Frieze New York can feel a little bit like a reality TV show at times, what with the celebrities sauntering around and the aggressive overhead lighting, the cameras everywhere, and the quasi-neighborly community that masks a fierce and thinly veiled sense of competition. Just like any good reality show, the fair has its winners and its losers. That said, it's not always clear that even the winners win, in the end. (Just think of how many seasons of "America's Next Top Model" have aired, versus how many actual top models the show has produced; then consider the number of artists included in the booths of Frieze's 190 participating galleries.)

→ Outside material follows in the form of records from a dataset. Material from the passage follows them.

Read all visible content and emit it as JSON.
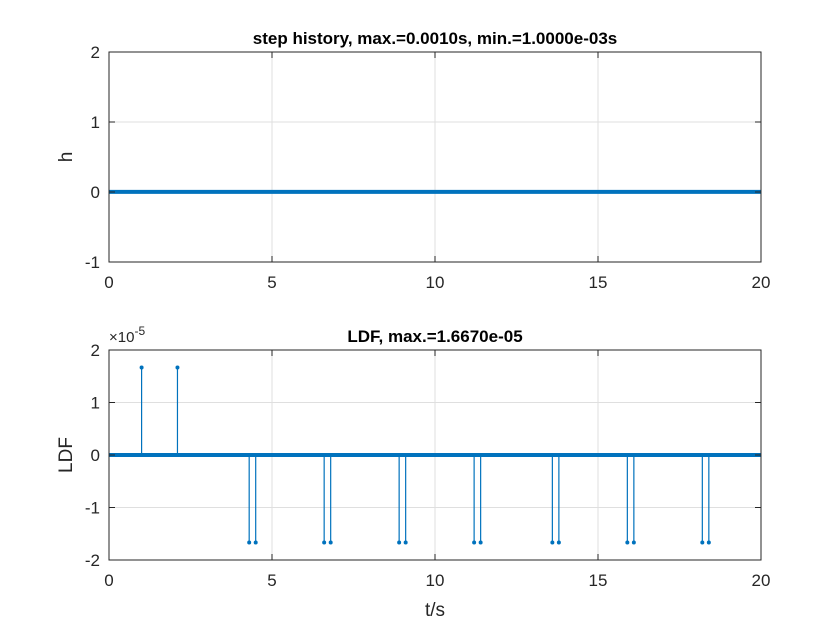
{
  "chart_data": [
    {
      "type": "line",
      "title": "step history, max.=0.0010s, min.=1.0000e-03s",
      "xlabel": "",
      "ylabel": "h",
      "xlim": [
        0,
        20
      ],
      "ylim": [
        -1,
        2
      ],
      "xticks": [
        "0",
        "5",
        "10",
        "15",
        "20"
      ],
      "yticks": [
        "-1",
        "0",
        "1",
        "2"
      ],
      "grid": true,
      "color": "#0072BD",
      "series": [
        {
          "x": [
            0,
            20
          ],
          "y": [
            0.001,
            0.001
          ]
        }
      ]
    },
    {
      "type": "stem",
      "title": "LDF, max.=1.6670e-05",
      "xlabel": "t/s",
      "ylabel": "LDF",
      "xlim": [
        0,
        20
      ],
      "ylim": [
        -2e-05,
        2e-05
      ],
      "xticks": [
        "0",
        "5",
        "10",
        "15",
        "20"
      ],
      "yticks": [
        "-2",
        "-1",
        "0",
        "1",
        "2"
      ],
      "y_exponent_base": "×10",
      "y_exponent": "-5",
      "grid": true,
      "color": "#0072BD",
      "baseline": {
        "x": [
          0,
          20
        ],
        "y": 0
      },
      "stems": [
        {
          "x": 1.0,
          "y": 1.667e-05
        },
        {
          "x": 2.1,
          "y": 1.667e-05
        },
        {
          "x": 4.3,
          "y": -1.667e-05
        },
        {
          "x": 4.5,
          "y": -1.667e-05
        },
        {
          "x": 6.6,
          "y": -1.667e-05
        },
        {
          "x": 6.8,
          "y": -1.667e-05
        },
        {
          "x": 8.9,
          "y": -1.667e-05
        },
        {
          "x": 9.1,
          "y": -1.667e-05
        },
        {
          "x": 11.2,
          "y": -1.667e-05
        },
        {
          "x": 11.4,
          "y": -1.667e-05
        },
        {
          "x": 13.6,
          "y": -1.667e-05
        },
        {
          "x": 13.8,
          "y": -1.667e-05
        },
        {
          "x": 15.9,
          "y": -1.667e-05
        },
        {
          "x": 16.1,
          "y": -1.667e-05
        },
        {
          "x": 18.2,
          "y": -1.667e-05
        },
        {
          "x": 18.4,
          "y": -1.667e-05
        }
      ]
    }
  ]
}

So perhaps the best strategy for getting through the gauntlet that is Frieze New York is to keep it simple, and that was our strategy this year. Below are five promising artists that we encountered at the fair whose work we like and who we think you ought to know—whether they 'win' this year or not.
NEÏL BELOUFA
Neïl Beloufa makes wall-mounted reliefs that dually function as power outlets. At Frieze, his sculptural video installation in the booth ofLos Angeles's François Ghebaly Gallery is powered by his wall pieces, which it's plugged directly into. Beloufa's literalizing of the art installation as a 'network' is all the more poignant when other artists' works are plugged in to his, as was the case in the show "Geographies of Contamination" at London's David Roberts Art Foundation last year. His creative innovation melds the notions of medium and support in a ways that haven't been seen before, and offers tantalizing possibilities for future group-show installations with other media artists.
PAUL COWAN
Whiz-kid Cowan is only 29 years old, but he's already got an impressive exhibition history that includes a solo show at Chicago's Museum of Contemporary Art in 2013. His paintings in Shane Campbell Gallery's booth are reminiscent of Laszlo Moholy-Nagy's "Telephone Pictures" series from 1923, in which the Hungarian-born artist produced paintings by giving directions to a fabricator over the phone—although Cowan's updated versions are executed by hand. Not sure what that says about our current relationship with Modernism's legacy, but they are nice to look at.
AVERY SINGER
Avery Singer's large-scale paintings, shown at Frieze by Berlin's Kraupa-Tuskany Zeidler, engage the medium on its own terms without resorting to irony or pastiche and have an amazing sense of realism of light and depth, even though Singer's figures are composed primarily of abstract geometric shapes. They are reminiscent of the work of one of our other favorite painters of the moment, Sascha Braunig, in the way they unexpectedly rejuvenate abstract painting without relying on conceptualism to do so. Singer's upcoming solo exhibition at the Kunsthalle Zürich later this year has the makings of a major event.
JOSH TONSFELDT
We encountered a fad-alert number of paintings on poured plaster at this fair (meaning more than two), but Tonsfeldt's in Simon Preston Gallery's booth were our favorites. The paintings themselves are pretty, if not technically mind-blowing, but the chalky texture and odd density of their plaster supports—which suggest ancient tablets of one ilk or another—make them intriguing. Tonsfedlt's been showing all over New York since finishing his MFA at Columbia University in 2007, and has had a few stints abroad as well, including a two-person show with B. Wurtz in Sweden in 2012.
NIKOLAS GAMBAROFF
OK, it's true—we did already pick Nikolas Gambaroff earlier this year when his work was shown in the Independent Art Fair. But at Frieze we liked his installation in Los Angeles gallery Overduin & Co.'s booth before we saw his name on the wall label (so there). The fact that he popped up again so quickly is a good sign. Gambaroff's trademark papier-mâché technique is on display here, in a gameboard setup with carved wooden figurines and delicate graphic elements. It looks like his collaborative work with Ei Arakawa has influenced Gambaroff's work for the better.